Una strage familiare che ha lasciato sgomenta l’Italia intera e che continua a sollevare interrogativi. Ne parliamo con Valentina Sambrotta, sociologa, specializzata in criminologia e psicologia forense, professional counselor.
Gli inquirenti ribadiscono che non c’è un movente tecnicamente valido. Che cosa può avere portato un diciassettenne, un ragazzo normale, secondo le testimonianze, a compiere un gesto così atroce?
"Facile tirare in ballo il raptus omicida, ma dobbiamo concentrarci sulla genesi, tutto ha sempre una spiegazione. Che non giustifica ma aiuta a comprendere i fatti e che è spesso legata a un disagio psicologico che esige di essere ascoltato".
Un disagio legato anche all’età?
"Le statistiche parlano chiaro. Sono in aumento i giovani che arrivano a gesti estremi, privi di riferimenti e stimoli, in balia di un vuoto interiore insostenibile, alla mercé di una povertà psicologica".
Perché scagliarsi contro la propria famiglia?
"È fondamentale che anche in famiglia venga data voce alle emozioni, anche a quelle più disturbanti e che ci siano luoghi che possano accogliere e gestire, insieme ai giovani, pensieri e malesseri, aiutandoli a migliorare la propria autoconsapevolezza. Serve un’educazione emotiva che riguardi soprattutto le fragilità che contraddistinguono ogni essere umano: dolore, rabbia, tristezza, ma preferiamo ricercare la causa del loro disagio in qualcosa di esterno, quando invece quella è solo la conseguenza. L’ascolto dev’essere qualcosa di sentito, reale. La famiglia è in frantumi. Non c’è più una regola ed è avvenuto perché si parla troppo ma si ascolta troppo poco".
Colpisce la freddezza del ragazzo, la sua lucidità e che non abbia chiesto scusa o perdono.
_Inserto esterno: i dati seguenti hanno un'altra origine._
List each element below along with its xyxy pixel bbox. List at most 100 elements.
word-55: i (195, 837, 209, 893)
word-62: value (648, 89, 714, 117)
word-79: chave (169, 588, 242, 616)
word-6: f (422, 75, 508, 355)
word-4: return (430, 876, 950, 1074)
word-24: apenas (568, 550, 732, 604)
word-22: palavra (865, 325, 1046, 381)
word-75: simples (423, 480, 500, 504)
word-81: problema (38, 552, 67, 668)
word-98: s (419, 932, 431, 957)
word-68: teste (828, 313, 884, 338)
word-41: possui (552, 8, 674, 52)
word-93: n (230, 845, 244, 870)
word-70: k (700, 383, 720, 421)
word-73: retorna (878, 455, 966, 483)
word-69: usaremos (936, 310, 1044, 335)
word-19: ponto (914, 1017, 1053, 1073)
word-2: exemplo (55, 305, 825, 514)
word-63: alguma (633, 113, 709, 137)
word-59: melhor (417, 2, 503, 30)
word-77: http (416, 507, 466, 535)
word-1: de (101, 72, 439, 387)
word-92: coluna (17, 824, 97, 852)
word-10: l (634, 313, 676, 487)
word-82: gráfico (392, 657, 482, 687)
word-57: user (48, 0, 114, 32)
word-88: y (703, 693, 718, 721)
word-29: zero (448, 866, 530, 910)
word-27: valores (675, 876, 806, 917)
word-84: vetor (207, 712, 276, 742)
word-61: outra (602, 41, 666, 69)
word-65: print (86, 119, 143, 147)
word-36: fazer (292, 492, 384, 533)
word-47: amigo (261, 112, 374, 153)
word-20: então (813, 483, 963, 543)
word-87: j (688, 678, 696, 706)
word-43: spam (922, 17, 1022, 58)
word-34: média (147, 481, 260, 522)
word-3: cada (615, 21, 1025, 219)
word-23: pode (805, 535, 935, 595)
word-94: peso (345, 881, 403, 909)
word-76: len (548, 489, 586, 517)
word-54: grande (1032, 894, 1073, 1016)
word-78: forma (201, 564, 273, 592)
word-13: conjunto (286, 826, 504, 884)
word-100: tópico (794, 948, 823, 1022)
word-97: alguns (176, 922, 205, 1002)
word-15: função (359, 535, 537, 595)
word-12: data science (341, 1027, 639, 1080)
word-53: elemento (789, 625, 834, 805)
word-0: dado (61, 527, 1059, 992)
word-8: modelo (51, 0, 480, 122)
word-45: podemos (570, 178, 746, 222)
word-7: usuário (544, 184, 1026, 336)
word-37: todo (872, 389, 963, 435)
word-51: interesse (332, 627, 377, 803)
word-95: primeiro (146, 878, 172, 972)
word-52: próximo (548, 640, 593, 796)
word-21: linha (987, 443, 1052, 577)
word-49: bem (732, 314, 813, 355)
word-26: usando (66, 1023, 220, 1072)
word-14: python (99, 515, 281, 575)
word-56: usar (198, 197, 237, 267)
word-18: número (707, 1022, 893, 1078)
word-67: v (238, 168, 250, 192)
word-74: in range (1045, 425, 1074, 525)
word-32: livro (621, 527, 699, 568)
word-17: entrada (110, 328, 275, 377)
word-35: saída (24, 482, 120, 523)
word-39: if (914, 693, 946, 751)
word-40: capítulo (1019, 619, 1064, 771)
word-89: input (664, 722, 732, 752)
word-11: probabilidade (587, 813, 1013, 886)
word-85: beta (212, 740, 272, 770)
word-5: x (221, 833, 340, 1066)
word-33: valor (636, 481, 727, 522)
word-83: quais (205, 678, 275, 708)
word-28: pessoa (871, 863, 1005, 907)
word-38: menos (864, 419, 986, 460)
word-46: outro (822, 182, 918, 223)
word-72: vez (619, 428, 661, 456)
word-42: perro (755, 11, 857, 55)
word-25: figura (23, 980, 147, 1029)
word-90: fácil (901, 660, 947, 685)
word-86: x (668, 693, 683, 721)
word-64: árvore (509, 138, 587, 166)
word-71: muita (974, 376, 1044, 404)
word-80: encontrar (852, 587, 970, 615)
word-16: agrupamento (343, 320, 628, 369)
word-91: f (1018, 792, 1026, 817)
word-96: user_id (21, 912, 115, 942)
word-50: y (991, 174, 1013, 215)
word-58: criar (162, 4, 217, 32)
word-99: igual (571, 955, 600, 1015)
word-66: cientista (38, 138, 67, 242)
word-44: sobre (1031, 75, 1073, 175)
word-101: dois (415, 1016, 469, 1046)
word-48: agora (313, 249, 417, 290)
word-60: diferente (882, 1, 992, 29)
"L’assenza di una richiesta di perdono e la mancanza di rimorso indicano un vuoto emotivo spaventoso che ha trasformato la sofferenza in violenza e di cui siamo tutti responsabili come società. Per due motivi fondamentali: perché a fronte di una maggiore libertà non siamo stati in grado di assumerci la stessa responsabilità e perché problematizziamo il nulla, perdendo di vista invece, come in questo caso, il significato e il valore della vita".
Sempre più casi simili, in tutte le parti d’Italia. Qual è la connessione?
"Smettiamola di pensare che questi eventi si possano verificare solo lontano da noi perché ci riguardano molto più di quanto potremmo pensare. Ci colpisce il profilo di normalità. I segnali in realtà ci sono sempre, anche se a volte siamo troppo ciechi per vederli".
Cosa possiamo imparare da questa tragedia?
"Questo avvenimento terribile può e deve diventare occasione per riflettere e parlare con i propri ragazzi, senza rimuovere i sentimenti ma facendoli esprimere. Dobbiamo puntare sulla relazione, sia con altri adulti in grado di sostenerci sia con i giovani, cercando di empatizzare e avvicinarci al loro linguaggio abbandonando il più possibile il giudizio per non fossilizzarci su una posizione di chiusura. Occorrono le regole ma anche una sensibilità diversa. È importante trasmettere valori differenti, far capire che la vita è una sola e che abbiamo il diritto e il dovere di rispettarla".